27 October 2021

ER Docs Lobbying Group Says the Quiet Part Out Loud

Private equity is going big into emergency medical services, on the theory that there is an opportunity for massive up-coding (fraud) to generate outsized, and undeserved, profits.

Yet another example of my bromide, "There is nothing that the finance industry cannot ruin."

Well, the largest lobbying organization for ER doctors in the United States admitted it when they noted that doctors who follow Wall Street driven charging and coding advice are at risk of being prosecuted under the false claims act.

This is an admission that they are engaged in a criminal conspiracy to defraud patients and the US government:

Private equity firms have spent hundreds of millions of dollars convincing emergency room doctors and patients that they are all on the same team, fighting the greed of evil insurance companies. But in a remarkable “saying the quiet part out loud” moment, the major professional organization representing emergency physicians just admitted that private equity greed may be leaving the ER doctors vulnerable to criminal fraud charges.

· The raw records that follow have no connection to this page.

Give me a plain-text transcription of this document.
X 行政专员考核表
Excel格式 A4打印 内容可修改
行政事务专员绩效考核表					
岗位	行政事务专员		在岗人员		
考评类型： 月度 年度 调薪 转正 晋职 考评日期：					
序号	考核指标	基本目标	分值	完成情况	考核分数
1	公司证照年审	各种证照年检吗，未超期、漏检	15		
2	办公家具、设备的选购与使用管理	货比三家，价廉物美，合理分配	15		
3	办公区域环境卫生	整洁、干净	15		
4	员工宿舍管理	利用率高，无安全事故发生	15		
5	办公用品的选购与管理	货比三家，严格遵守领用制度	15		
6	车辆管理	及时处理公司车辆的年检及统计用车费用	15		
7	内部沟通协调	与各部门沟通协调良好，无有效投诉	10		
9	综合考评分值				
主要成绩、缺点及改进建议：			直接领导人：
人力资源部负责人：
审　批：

The admission came in a document the board of the American College of Emergency Physicians (ACEP) circulated to its roughly 400-member council in advance of its annual conference, which began earlier this week in Boston. Robert McNamara, [no, not that one] a Temple University medical school professor who has been working for decades to galvanize ER doctors in opposition to the “corporate practice of medicine,” had proposed a resolution that would essentially force all ER staffing companies seeking to do business with ACEP to periodically furnish their physicians with data on the services and procedures the company had billed for under their license numbers.

Buried in the middle of the otherwise mundane memo on past resolutions, the board addressed McNamara’s proposal. Unsurprisingly, the Board expressed extreme reluctance to adopting the proposal, noting that four separate attorneys it had consulted believed there was “substantial risk to implementing the resolution as written.” The ACEP brass had previously cited the (dubious) threat that forcing transparency could somehow invite an antitrust lawsuit, but this time they provided a new and eyebrow-raising concern.

“ACEP engaged outside counsel to advise on whether securing regular reporting of billing in a physician's name could inadvertently subject that physician to potential liability under the False Claims Act [emphasis added], since provision of this information could now leave them considered to be ‘knowing,’” they wrote.

In other words: emergency room doctors are better off not knowing what their private equity overlords are billing under their license numbers, because they are less likely to go to jail for Medicare fraud if they didn’t actually know they were committing it. This admission is especially eye-opening coming from ACEP, an organization that has evolved over the past several decades into a willing mouthpiece for the private equity industry that controls most of the biggest ER staffing firms and has pushed the aggressive billing practices for which they have become notorious.

You know, the FBI might better serve the public if they spent their time investigating stuff like this, instead of staging sting operations against Muslims who are still living in their parents' basements.